También aparecían platos como la carbonada criolla, con carne, zapallo, papas, batatas, choclo y frutas, una mezcla que hoy puede sorprender pero que respondía a la lógica de aprovechar los productos disponibles. En las mesas más acomodadas podían servirse dulces caseros, mermeladas de naranja o lima, chocolate, café, vino y preparaciones más elaboradas.
Olla podrida: qué es el plato típico que formó parte de los festejos patrios
Entre los platos más llamativos de aquella época aparece la olla podrida, una preparación heredada de la cocina española que cruzó el Atlántico y se adaptó a los ingredientes americanos. Lejos de lo que su nombre parece indicar, no se trataba de comida en mal estado, sino de un guiso potente, cocido durante horas, en el que se mezclaban carnes, legumbres, verduras y embutidos. Era una especie de antepasado de muchos pucheros y cocidos que luego se volvieron familiares en la cocina rioplatense.
La olla podrida tenía fama de plato “poderoso”: por su densidad, por la cantidad de ingredientes y porque reunía en una sola preparación todo lo necesario para sostener el cuerpo durante el invierno. En España, su historia se remonta a la Edad Media y al Siglo de Oro, cuando era considerada una de las grandes expresiones de los cocidos. En América, cada región la reinterpretó con sus propios productos: carnes locales, legumbres, hortalizas, zapallos, aves, charqui o lo que hubiera disponible en la despensa.
En el contexto de 1816, una olla grande al fuego era mucho más que una comida: era una forma de reunir gente. En patios, cocinas de barro o casas principales, estos guisos permitían alimentar a muchos comensales con una sola cocción. Por eso, la olla podrida encaja perfectamente con el clima de celebración, espera y sociabilidad que rodeó a los días posteriores a la declaración. Era comida de invierno, de encuentro y de abundancia posible en una época marcada por la incertidumbre.

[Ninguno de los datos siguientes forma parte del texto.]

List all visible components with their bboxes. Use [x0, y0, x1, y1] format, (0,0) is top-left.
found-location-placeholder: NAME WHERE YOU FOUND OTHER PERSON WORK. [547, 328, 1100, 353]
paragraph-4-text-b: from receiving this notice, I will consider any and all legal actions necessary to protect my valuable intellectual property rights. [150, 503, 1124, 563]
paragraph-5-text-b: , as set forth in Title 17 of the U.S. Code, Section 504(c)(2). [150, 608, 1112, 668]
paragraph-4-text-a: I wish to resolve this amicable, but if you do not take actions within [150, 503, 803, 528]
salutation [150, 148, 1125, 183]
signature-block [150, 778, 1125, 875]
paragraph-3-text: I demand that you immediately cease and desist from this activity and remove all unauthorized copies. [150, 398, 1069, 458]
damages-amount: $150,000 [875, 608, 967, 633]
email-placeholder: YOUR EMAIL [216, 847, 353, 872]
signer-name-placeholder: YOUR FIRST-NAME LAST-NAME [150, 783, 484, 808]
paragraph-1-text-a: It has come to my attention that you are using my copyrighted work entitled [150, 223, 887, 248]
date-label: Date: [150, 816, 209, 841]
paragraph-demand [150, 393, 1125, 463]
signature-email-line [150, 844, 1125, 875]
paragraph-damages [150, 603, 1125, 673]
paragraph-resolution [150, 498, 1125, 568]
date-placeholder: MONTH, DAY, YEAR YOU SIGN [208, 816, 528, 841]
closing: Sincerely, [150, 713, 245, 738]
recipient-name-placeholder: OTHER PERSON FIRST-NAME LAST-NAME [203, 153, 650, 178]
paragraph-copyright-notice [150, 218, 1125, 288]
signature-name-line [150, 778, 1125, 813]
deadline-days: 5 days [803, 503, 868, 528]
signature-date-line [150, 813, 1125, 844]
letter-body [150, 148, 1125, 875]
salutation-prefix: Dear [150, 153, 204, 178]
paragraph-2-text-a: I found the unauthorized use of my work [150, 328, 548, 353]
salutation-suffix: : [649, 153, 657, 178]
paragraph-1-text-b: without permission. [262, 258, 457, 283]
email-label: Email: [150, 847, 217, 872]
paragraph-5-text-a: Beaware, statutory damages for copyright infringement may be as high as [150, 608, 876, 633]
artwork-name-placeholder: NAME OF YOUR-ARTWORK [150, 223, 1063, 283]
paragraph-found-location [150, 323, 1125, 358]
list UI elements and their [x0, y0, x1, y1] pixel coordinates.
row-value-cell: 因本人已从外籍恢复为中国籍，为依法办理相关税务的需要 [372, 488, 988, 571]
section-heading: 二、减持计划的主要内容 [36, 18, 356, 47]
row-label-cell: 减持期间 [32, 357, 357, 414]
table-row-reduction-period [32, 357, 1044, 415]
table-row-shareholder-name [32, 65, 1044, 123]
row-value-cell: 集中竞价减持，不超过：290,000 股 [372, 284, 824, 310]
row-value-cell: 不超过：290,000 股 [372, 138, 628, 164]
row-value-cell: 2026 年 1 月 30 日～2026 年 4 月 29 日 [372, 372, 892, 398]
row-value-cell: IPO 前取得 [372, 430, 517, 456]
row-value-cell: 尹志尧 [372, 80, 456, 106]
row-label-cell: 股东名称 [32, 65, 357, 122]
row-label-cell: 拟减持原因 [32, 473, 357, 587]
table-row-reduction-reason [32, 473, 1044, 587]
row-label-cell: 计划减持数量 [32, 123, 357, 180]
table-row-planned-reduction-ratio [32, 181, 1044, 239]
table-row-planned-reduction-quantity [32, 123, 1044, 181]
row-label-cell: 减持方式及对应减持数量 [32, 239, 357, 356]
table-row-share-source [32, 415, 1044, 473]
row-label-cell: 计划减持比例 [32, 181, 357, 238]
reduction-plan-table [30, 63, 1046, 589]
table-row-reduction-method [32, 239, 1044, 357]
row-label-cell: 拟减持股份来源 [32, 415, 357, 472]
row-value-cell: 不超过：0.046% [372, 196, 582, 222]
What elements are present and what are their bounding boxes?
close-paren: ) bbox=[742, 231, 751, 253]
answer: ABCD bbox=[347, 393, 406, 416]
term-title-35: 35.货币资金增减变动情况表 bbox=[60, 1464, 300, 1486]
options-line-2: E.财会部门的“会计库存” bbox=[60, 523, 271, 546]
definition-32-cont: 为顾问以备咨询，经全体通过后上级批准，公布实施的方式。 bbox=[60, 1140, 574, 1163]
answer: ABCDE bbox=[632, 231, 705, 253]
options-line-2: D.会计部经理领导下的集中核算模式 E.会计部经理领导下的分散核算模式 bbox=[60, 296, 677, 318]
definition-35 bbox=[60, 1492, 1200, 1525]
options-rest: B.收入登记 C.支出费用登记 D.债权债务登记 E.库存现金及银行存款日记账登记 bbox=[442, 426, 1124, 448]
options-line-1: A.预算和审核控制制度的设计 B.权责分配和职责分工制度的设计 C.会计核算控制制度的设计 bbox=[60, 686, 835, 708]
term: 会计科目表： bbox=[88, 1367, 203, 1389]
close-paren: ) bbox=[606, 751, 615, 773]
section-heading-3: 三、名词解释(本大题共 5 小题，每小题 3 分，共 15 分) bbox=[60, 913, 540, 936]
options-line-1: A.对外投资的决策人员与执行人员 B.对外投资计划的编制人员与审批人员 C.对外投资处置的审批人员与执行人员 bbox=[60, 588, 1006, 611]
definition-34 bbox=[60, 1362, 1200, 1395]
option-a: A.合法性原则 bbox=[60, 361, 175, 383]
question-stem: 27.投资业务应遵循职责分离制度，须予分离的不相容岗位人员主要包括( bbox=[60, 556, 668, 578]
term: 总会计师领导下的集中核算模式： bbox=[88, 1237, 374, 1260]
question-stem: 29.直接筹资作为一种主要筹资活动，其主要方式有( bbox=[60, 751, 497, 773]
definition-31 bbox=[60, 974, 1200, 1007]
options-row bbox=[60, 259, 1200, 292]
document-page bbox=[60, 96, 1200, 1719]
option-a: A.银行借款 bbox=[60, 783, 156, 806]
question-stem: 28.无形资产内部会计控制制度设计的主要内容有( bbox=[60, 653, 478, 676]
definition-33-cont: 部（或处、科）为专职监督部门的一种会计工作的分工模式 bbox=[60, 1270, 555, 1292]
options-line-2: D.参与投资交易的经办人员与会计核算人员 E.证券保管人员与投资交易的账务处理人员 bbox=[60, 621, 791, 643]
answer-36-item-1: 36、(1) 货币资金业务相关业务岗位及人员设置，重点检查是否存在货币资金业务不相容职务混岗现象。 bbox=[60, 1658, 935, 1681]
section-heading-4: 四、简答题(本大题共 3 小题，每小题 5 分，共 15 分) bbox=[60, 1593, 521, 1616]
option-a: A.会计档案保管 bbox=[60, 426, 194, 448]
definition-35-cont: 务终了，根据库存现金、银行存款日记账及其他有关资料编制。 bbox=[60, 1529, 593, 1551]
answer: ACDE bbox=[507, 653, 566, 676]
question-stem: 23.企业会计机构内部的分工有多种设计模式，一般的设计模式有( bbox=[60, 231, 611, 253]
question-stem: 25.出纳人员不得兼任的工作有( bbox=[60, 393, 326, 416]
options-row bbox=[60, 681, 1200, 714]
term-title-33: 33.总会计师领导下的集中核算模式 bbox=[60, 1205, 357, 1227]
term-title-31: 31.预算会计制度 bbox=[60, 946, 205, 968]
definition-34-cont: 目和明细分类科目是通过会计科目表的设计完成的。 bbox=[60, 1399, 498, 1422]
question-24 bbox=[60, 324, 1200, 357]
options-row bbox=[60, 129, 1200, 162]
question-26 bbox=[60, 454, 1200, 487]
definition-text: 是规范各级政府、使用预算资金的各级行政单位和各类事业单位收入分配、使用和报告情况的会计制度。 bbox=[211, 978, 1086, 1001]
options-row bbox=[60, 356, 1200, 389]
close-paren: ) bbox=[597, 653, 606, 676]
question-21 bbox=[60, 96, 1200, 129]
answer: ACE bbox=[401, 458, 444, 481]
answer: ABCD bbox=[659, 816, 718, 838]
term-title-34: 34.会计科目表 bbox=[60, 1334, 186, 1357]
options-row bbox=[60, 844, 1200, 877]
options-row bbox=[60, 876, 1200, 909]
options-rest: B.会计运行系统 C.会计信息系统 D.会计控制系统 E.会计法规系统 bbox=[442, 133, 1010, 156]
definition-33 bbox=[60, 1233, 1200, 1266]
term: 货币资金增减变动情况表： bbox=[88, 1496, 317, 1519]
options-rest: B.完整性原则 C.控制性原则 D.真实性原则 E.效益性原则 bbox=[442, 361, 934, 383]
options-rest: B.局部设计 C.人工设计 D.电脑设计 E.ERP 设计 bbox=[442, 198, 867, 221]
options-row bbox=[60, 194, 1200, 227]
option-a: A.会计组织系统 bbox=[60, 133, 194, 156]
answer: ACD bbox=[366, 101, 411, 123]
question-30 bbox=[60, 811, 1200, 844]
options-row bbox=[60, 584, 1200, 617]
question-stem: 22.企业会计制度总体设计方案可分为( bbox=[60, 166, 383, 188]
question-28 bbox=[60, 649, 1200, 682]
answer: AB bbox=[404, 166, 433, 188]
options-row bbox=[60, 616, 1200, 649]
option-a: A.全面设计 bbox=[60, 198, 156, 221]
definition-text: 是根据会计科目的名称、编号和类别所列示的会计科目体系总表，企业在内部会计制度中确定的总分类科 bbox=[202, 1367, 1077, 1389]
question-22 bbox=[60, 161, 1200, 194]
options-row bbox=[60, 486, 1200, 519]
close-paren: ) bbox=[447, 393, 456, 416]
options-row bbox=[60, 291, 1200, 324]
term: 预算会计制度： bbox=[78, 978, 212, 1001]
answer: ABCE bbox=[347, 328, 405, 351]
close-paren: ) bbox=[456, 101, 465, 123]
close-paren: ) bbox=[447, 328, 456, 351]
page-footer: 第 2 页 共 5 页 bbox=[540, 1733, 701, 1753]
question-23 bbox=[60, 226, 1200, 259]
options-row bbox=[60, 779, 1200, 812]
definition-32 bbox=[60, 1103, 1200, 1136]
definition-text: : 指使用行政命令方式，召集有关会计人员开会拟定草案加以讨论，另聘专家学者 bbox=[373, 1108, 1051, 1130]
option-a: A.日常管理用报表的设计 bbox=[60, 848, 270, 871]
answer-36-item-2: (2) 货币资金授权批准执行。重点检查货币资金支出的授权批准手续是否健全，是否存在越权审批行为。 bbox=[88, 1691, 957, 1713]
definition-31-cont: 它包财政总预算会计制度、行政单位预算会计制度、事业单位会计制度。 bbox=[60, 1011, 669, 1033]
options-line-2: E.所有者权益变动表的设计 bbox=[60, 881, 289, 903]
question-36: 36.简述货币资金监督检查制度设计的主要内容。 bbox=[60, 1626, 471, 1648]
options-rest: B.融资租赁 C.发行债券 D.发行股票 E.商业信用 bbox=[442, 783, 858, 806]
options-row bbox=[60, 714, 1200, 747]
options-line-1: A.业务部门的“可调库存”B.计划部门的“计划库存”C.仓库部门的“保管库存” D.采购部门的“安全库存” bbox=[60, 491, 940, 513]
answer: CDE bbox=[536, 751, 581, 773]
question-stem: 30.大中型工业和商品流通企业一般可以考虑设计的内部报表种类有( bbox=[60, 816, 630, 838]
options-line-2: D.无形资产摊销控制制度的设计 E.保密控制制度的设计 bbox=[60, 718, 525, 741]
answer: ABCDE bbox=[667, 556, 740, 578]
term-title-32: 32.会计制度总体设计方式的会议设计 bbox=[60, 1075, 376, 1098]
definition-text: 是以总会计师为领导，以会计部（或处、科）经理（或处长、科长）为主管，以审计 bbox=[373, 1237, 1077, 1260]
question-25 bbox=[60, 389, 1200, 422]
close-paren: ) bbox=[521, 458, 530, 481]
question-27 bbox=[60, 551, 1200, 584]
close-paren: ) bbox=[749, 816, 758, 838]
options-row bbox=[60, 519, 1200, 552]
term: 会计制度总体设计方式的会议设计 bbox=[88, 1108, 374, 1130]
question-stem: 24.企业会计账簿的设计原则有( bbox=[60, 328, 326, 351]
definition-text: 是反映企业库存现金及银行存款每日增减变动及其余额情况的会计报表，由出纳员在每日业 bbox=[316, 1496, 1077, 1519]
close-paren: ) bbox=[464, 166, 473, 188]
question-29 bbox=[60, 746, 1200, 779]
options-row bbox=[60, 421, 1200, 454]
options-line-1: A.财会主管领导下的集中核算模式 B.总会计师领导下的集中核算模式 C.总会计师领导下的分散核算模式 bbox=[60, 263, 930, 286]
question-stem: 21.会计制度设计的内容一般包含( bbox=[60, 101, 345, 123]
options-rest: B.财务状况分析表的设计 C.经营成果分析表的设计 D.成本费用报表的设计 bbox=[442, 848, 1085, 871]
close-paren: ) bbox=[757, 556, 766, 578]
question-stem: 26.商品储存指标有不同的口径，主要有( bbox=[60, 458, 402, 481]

Cómo se festejó la independencia argentina en 1816
La independencia no se celebró exactamente como muchos imaginan. La sesión del 9 de julio de 1816 fue extensa y solemne; los festejos principales se realizaron al día siguiente, el 10 de julio, con misa, música, salvas, reunión popular y baile. Los diputados y autoridades asistieron al templo de San Francisco, mientras el pueblo se concentraba en la plaza y en los alrededores de la Casa de Tucumán.

Por la noche, la ciudad vivió un clima de fiesta. Hubo bailes, flores, guirnaldas, música y encuentros entre autoridades, oficiales y vecinos. Algunas crónicas posteriores describen una Tucumán iluminada por la emoción política y social de haber dado un paso decisivo: declarar la independencia de España y afirmar un destino propio.
El 21 de julio también se realizó una celebración popular, más abierta y masiva, en la que el pueblo tuvo mayor protagonismo. Esto muestra que la independencia no fue solo un acto jurídico dentro de una sala: también fue una experiencia colectiva que se expresó en calles, iglesias, bailes, canciones y comidas compartidas.
Así, la mesa del 9 de julio de 1816 resume una parte esencial de la historia argentina. No hubo un único plato patrio, sino una combinación de sabores indígenas, españoles, criollos y regionales. La olla podrida, el locro, las empanadas, el charqui, la mazamorra y la carbonada cuentan otra versión de la independencia: la de una patria que también nació alrededor del fuego, entre ollas humeantes, pan casero y el grito inolvidable de “¡Viva la Patria!”.